We walked a bit more before deciding to get dessert at a nearby coffee shop. But before we did, I decided to be bad and put Alex on the spot. I straight up asked him where he imagined he would be, relationship-wise, in one year. His answer? As I expected, he wants to be in a long-term relationship, but he wouldn't be upset if it didn't work out; he just wants to find the right guy to settle down with. Naturally, he threw the question back at me and I answered honestly. I told him that, while I'm more geared toward a long-term relationship, but that I'm still new to the dating scene and I just wanted to meet new people, make new friends and see what I'd want in a guy, and if that's where I was in a year still, I'd be okay with that. He tried to start a bit of a conversation about already knowing vaguely what I should want in a guy, as if it was a vague, weak attempt at saying I shouldn't be ignoring what's right in front of me, but I shrugged it off and told him that may be true, but that I'd want to test and see what I like and might not like for myself. By then, I was relieved that I had my feelings about where we should be going off my chest, so much so that I may have overlooked the magnitude of the question "Have you been hanging out with any other guys?". And being bad, I mentioned the Meetup group and how Adam and I had been meeting up for lunch; he seemed a little alarmed, but quickly dropped it as we arrived at the coffee shop.     

It's a bit of a shame that his not-so-discrete hitting on me makes me feel uncomfortable around him, because he truly is a nice guy to talk to. I'll be honest when I say that I'm still a little worried about leading Alex on, but at least now it's not like he doesn't know what he's getting into.
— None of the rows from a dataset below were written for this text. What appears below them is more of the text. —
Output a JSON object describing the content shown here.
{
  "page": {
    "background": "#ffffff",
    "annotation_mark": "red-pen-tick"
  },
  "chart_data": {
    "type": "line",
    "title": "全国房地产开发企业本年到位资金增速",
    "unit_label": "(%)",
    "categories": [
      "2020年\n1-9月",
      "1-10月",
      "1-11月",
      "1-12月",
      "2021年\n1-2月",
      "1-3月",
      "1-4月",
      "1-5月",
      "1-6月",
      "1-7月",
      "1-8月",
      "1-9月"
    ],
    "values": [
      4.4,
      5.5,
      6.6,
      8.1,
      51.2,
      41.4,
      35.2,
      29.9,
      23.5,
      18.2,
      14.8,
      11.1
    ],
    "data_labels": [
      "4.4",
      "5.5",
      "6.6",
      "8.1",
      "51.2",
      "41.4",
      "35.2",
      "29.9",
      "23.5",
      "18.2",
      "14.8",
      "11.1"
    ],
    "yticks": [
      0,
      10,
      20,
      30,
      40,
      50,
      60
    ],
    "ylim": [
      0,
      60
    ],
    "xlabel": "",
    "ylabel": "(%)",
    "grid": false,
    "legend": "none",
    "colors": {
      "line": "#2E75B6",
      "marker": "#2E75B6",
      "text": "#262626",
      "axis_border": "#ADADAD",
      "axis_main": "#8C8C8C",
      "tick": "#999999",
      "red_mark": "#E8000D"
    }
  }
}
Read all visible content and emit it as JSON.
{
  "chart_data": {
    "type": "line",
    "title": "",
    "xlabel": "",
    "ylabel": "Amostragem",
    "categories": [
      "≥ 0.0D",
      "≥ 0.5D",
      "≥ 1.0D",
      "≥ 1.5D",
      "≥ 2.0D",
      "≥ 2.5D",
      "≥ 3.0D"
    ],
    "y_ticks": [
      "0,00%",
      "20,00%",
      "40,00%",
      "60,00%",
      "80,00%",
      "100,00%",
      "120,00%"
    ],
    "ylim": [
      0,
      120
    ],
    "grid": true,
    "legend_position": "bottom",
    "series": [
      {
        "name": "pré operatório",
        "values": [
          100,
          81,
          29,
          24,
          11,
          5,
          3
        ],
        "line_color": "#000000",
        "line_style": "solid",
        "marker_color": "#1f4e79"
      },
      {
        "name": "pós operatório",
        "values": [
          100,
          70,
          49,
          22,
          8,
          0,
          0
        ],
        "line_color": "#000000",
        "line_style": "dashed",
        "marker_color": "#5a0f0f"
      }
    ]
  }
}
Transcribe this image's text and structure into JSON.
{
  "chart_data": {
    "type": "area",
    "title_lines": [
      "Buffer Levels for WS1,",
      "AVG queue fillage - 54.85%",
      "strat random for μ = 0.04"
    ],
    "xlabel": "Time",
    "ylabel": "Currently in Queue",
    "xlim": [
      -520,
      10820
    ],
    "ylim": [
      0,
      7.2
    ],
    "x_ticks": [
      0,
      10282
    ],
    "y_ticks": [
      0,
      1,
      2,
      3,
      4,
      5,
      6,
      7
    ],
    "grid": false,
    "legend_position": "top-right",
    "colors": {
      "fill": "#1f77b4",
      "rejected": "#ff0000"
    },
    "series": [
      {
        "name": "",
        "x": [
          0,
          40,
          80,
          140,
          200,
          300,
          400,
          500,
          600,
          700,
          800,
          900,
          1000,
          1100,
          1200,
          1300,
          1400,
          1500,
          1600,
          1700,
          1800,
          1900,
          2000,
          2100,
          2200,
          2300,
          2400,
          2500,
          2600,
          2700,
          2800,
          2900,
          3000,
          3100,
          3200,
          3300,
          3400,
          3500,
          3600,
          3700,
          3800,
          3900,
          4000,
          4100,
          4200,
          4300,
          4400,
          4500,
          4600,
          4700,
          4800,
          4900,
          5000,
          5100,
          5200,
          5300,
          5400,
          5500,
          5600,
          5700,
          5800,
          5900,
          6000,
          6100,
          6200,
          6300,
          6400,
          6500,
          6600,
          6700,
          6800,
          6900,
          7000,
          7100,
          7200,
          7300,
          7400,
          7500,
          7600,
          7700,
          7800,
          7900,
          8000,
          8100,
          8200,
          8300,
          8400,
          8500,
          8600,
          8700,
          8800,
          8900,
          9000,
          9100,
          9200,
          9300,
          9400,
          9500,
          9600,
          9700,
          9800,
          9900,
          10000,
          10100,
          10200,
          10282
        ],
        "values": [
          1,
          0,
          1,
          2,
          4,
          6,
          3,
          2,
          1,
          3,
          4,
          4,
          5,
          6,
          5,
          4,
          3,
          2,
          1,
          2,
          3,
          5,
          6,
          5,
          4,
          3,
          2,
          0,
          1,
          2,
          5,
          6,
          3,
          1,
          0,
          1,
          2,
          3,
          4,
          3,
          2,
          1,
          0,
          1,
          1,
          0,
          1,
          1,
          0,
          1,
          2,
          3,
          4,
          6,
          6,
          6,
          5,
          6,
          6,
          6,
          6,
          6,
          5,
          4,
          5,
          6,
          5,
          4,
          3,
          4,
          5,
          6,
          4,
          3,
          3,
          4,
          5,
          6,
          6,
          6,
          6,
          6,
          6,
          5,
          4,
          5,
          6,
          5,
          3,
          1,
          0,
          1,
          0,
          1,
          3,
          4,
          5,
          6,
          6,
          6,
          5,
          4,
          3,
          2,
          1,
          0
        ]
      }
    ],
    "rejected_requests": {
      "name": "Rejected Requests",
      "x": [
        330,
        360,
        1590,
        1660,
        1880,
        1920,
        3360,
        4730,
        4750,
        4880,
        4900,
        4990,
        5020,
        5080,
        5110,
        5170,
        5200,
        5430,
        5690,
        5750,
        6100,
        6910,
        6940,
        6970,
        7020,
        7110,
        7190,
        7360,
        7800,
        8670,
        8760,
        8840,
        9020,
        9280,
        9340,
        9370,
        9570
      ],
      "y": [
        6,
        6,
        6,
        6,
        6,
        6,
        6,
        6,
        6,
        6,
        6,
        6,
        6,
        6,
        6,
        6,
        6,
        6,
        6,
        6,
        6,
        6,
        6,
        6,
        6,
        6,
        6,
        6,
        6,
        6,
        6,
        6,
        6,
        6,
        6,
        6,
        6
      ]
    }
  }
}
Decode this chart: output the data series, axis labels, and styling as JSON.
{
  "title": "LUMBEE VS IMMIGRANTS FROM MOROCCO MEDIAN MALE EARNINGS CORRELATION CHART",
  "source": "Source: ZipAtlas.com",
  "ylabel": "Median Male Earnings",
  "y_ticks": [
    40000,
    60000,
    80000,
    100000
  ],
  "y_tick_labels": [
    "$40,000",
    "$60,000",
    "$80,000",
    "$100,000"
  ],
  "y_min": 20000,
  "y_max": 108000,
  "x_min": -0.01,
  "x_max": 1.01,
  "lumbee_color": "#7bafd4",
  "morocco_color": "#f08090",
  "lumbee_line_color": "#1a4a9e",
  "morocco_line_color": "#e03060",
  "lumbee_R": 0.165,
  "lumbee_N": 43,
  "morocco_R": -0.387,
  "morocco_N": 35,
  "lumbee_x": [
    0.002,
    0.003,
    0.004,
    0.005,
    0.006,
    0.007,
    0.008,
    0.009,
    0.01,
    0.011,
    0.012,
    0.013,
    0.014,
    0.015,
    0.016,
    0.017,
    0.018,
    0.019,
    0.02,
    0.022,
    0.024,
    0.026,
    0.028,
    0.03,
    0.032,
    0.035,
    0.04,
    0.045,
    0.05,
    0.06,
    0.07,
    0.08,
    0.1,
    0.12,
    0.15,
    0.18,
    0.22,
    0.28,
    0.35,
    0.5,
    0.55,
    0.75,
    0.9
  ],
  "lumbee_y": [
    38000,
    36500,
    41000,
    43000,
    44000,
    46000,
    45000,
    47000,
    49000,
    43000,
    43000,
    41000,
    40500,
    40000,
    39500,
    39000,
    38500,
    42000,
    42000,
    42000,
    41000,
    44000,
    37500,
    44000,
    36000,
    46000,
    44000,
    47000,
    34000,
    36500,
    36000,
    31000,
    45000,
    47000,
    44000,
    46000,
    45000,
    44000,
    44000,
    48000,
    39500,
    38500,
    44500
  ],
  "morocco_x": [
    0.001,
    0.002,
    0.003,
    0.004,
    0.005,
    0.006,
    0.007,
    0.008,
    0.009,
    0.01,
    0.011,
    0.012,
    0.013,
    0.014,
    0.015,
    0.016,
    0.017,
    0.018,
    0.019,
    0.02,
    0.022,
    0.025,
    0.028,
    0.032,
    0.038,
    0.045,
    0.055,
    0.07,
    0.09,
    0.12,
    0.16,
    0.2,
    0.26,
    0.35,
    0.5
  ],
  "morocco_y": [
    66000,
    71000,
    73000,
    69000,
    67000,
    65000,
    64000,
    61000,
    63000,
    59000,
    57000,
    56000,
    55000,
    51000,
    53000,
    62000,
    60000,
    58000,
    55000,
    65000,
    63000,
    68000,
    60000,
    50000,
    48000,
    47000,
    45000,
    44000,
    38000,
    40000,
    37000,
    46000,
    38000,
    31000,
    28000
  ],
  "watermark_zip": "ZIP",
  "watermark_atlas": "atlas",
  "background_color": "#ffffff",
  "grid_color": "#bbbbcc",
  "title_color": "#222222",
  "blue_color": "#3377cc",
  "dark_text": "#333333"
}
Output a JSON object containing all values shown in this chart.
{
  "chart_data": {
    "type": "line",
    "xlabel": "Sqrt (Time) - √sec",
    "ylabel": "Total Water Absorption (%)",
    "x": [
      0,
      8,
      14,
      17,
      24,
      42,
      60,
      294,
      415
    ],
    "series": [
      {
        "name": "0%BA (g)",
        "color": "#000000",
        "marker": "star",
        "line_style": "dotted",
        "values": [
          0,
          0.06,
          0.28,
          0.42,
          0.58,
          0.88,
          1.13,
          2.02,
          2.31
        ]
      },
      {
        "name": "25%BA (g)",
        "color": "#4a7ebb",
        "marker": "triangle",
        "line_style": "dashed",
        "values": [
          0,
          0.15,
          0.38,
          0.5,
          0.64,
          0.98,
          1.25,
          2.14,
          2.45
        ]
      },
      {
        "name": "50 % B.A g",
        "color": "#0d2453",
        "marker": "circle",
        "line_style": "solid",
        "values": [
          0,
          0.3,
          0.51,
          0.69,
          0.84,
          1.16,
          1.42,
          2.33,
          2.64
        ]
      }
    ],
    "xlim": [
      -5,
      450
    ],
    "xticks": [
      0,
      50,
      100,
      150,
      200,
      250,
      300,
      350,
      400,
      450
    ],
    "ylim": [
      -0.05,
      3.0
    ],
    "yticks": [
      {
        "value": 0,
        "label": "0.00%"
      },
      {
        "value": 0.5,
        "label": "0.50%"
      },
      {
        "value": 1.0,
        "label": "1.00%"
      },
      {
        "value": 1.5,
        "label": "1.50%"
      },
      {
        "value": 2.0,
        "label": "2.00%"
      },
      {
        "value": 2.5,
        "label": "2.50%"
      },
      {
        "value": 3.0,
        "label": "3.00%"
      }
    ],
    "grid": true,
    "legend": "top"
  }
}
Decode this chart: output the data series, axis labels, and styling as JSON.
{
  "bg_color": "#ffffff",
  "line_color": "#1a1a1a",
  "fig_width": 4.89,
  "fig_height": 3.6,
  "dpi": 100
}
He didn't run screaming when I said I was only looking for friends right now or when I implied I was seeing other guys, so... And at least now, I feel like I'm back in control of where things are going with him. But now, post-date is where things are getting interesting. Maybe now that we're a little more transparent with what we're both looking for, we're both still somewhat interested and we're back up to texting almost everyday.We're keeping up with what's up in each others' lives (I know he was at a Giants game last night...) and it's nice to be involved in someone's life like that. But for now, all is good and I'm happy (and sane...for the time being.)